Im Jahr 1990 kam seine Tochter Anouchka auf die Welt, vier Jahre später sein Sohn Alain-Fabien, ihre Mutter ist das ehemalige niederländische Model Rosalie van Breemen.
Mit der Schauspielerin Mireille Darc lebte Delon 15 Jahre zusammen; auf der Leinwand verfestigte sich sein Image eines kalten Killers in Gangsterfilmen wie „Der Clan der Sizilianer“, „Borsalino“, „Vier im roten Kreis“ oder „Scorpio“. Delon war sich auch nicht zu schade, in den USA in internationalen Blockbustern wie „Zorro“ oder „Airport ’80 – Die Concorde“ zu spielen.
Alain Delons Rückkehr nach Paris: Sein schauspielerischer Höhepunkt in „Monsieur Klein“
Zurück aus Hollywood, bewies er in Paris, was in ihm als Charakterdarsteller steckte. In der Simenon-Adaptation „Der Sträfling und die Witwe“ zeigte sich 1971, dass die ungreifbaren, nur scheinbar gefühlskalten Delon-Figuren perfekt zum provinziellen Universum des Maigret-Schöpfers passen.
Seinen schauspielerischen Höhepunkt erreichte Delon wohl 1976 in „Monsieur Klein“ von Joseph Losey. Darin spielte er einen zynischen Elsässer, der unter der deutschen Besatzung des Zweiten Weltkriegs alles tut, um nicht als Jude zu gelten. Damit nährt er aber nur noch den Verdacht der Polizei. Seine letzte Fahrt führt ins Konzentrationslager. Der Film lebt ganz von der Figur Kleins, die in ihrer kleinbürgerlichen Banalität eine Lebensechtheit erhält, wie sie selten im Kino zu sehen ist.

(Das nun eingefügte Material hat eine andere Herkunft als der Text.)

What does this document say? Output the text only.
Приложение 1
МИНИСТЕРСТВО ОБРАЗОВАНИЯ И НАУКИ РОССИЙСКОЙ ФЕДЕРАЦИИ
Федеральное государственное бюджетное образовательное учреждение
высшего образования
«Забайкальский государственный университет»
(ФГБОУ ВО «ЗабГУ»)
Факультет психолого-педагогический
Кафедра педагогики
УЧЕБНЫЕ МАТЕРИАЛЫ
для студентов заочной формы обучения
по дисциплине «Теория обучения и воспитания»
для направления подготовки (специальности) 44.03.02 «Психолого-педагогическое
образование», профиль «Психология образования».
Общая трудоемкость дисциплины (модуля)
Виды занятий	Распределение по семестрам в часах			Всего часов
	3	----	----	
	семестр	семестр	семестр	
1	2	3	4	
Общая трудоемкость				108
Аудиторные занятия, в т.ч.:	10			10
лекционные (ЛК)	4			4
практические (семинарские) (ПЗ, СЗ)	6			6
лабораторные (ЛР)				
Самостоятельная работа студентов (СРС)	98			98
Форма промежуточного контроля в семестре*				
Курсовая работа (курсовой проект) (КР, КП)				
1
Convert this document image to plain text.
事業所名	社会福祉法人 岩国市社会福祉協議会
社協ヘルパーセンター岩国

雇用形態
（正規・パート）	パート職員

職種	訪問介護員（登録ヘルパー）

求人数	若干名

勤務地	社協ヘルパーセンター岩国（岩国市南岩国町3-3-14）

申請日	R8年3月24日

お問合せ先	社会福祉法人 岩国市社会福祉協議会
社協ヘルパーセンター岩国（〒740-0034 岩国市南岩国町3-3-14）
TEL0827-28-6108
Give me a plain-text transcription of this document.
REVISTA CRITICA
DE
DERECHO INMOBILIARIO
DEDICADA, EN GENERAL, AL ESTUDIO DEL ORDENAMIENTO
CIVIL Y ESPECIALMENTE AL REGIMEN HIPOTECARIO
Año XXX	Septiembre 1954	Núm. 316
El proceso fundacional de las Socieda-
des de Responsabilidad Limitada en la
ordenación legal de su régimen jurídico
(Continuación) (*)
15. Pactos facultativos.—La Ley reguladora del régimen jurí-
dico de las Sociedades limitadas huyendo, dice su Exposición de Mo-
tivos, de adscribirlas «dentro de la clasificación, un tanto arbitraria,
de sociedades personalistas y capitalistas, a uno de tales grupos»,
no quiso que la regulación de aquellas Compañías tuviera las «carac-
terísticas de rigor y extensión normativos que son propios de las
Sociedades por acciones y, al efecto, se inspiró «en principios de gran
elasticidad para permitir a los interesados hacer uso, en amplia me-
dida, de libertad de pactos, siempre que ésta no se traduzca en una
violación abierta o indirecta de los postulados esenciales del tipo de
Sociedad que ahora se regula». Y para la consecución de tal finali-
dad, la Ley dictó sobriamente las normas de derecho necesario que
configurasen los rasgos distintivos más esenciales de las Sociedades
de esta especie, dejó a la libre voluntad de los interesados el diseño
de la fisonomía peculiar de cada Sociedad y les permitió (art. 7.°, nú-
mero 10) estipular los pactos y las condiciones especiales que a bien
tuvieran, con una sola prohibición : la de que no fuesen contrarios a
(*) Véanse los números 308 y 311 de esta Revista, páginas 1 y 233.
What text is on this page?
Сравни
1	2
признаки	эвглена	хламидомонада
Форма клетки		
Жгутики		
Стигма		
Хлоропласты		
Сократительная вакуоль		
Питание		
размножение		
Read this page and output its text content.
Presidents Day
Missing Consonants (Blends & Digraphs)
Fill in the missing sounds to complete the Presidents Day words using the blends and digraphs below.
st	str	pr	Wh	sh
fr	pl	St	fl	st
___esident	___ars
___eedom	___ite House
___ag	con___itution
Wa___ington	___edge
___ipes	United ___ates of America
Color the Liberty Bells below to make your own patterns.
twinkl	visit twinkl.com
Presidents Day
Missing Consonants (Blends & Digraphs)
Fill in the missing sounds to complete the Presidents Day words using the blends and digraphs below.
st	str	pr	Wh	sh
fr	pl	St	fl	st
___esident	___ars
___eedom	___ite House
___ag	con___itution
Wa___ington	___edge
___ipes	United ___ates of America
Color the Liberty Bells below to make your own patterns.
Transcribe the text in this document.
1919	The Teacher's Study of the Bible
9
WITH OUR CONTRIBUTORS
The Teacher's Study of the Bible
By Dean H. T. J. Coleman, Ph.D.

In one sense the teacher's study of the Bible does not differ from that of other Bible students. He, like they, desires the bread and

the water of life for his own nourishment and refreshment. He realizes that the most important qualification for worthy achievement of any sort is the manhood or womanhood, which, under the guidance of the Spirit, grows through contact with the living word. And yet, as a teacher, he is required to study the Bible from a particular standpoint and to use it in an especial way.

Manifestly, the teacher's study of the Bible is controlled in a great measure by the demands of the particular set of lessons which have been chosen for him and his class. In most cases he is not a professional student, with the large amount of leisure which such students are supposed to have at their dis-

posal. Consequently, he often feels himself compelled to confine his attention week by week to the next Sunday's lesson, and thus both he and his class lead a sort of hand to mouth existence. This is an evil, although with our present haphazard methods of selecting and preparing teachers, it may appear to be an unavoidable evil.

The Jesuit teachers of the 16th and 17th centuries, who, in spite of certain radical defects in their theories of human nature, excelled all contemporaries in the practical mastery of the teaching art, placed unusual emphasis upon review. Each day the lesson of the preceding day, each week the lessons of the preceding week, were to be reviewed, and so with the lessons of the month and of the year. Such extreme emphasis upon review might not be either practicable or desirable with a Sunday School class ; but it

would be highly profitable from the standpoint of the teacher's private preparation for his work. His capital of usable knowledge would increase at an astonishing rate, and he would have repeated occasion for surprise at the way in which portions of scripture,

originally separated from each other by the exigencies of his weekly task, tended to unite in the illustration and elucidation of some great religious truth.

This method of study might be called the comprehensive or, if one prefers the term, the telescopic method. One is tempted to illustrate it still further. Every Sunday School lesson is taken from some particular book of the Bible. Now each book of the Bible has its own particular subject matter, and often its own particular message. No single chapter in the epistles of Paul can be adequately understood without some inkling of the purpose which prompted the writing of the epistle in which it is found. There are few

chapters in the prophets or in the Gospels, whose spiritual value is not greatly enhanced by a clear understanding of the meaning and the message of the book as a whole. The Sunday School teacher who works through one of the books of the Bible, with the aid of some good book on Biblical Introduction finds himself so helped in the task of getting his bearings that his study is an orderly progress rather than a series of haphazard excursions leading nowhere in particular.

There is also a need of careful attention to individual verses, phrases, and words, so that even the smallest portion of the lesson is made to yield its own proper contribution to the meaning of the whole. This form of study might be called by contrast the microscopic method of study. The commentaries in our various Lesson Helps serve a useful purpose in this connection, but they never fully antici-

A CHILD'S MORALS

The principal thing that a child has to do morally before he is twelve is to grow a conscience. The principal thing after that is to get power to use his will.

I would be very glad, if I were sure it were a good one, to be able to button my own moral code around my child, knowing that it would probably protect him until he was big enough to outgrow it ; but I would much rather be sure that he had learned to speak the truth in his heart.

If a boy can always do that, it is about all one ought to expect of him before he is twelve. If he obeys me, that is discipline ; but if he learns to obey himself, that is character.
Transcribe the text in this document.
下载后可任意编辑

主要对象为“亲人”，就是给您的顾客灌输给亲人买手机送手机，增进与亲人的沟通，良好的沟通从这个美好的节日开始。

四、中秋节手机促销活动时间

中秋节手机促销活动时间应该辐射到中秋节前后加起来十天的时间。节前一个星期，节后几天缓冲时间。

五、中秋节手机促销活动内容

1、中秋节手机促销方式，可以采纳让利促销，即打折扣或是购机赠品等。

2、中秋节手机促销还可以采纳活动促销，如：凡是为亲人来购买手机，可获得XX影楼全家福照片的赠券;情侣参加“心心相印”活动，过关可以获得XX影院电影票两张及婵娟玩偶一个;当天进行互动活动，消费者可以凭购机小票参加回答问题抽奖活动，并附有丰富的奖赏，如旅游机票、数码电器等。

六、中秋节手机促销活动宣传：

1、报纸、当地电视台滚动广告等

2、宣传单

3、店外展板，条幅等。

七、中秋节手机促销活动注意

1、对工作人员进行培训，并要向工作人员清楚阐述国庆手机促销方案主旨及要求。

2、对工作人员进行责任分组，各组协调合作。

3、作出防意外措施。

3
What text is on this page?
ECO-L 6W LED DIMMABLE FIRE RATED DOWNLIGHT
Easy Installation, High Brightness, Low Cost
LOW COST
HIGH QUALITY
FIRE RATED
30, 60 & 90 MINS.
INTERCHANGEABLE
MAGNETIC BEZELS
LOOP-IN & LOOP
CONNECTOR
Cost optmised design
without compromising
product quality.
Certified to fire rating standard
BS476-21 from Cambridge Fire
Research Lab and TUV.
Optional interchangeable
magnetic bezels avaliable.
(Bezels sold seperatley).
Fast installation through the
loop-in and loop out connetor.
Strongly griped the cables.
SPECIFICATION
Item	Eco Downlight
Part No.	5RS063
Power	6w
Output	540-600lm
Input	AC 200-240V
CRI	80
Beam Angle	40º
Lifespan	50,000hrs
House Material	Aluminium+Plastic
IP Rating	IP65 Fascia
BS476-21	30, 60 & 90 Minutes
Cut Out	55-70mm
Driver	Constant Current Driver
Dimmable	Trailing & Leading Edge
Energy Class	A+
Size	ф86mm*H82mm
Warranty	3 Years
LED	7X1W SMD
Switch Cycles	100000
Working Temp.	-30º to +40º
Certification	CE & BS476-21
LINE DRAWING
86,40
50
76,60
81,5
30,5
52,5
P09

Immerhin vermochte sich Delon in seinem Spätwerk auch über sich selbst lustig zu machen: In einer Asterix-Verfilmung parodierte er sich als Cäsar, indem er sich mit „Ave mich“ grüßte. Im richtigen Leben outete sich Delon als Anhänger eines anderen Kaisers – Napoleons – und sprach Marine Le Pen seine Unterstützung aus.
Streit in der Familie: Alains unwürdiger Abgang
1985 zog Delon in die Schweiz, wo er vierzehn Jahre später das Bürgerrecht erhielt. In seiner Seevilla bei Genf sprach er sich auch für die Sterbehilfe aus, die in Frankreich illegal ist. Später zog er sich in das französische Dorf Douchy südlich von Paris zurück. Dort lebte er mit mit einer unterirdischen Gemäldegalerie, 40 Hunden und einer Waffensammlung.
Seine japanische Pflegerin behauptete, sie sei auch seine Liebhaberin; die drei anerkannten Kinder Delons zerrten sie aber 2023 wegen angeblicher Ausnutzung des greisen Schauspielers vor Gericht. Anfangs 2024 stritten sein Sohn Anthony und seine Tochter Anouchka über die Medien und vor Gericht um das Erbe. Der vielleicht größte französische Schauspieler stand unter vormundschaftlicher Aufsicht. Seine Angehörigen zufolge verstarb er „friedlich“ in seinem Bett.